From the list you can see I monitor not just the blades but also the management modules, the chassis, and the blade switches.  The snmp output on the IBM Advanced Management Modules is quite complete and they provide good MIBs to be able to decipher the information.

I have a similar list for the RSA II cards which was added after a re-write of the initial version of Glovebox mid last year, the re-write was to make the software be able to use “modules” for each device, this was so adding future additions was easy.   The Xen virtual machines are added via libvirt and its associated Perl module, I have setup keys between the server that this application runs on and each Domain-0, allowing it connection and figure out whats running on there.   Since it based off modules you very well could add anything you wanted – it even has a shared development libary that allows for easy additions without re-inventing the wheel.
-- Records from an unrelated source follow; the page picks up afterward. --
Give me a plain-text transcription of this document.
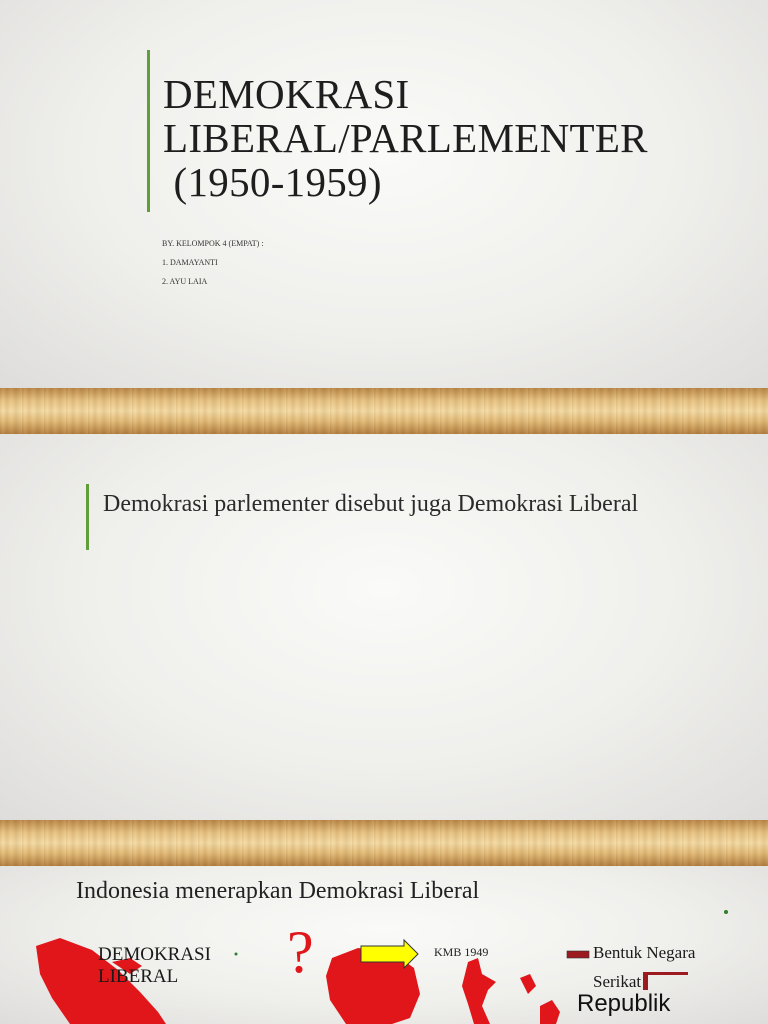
DEMOKRASI
LIBERAL/PARLEMENTER
(1950-1959)
BY. KELOMPOK 4 (EMPAT) :
1. DAMAYANTI
2. AYU LAIA
Demokrasi parlementer disebut juga Demokrasi Liberal
Indonesia menerapkan Demokrasi Liberal
DEMOKRASI
LIBERAL	?	KMB 1949	Bentuk Negara
Serikat
Republik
So whats it look like?  Well it looks like any application written with ExtJS as the front end – quite good.  I’m not a designer, I can’t do graphics, but with the help of ExtJS it came out quite nicely.  How about a peak:

Sorry for blocking out some of the data, but some of the info needs to stay in house. The back end is entirely Perl and all data is kept in a MySQL database.  It ended up being a rather larger application in the end, but really makes life quite a bit easier.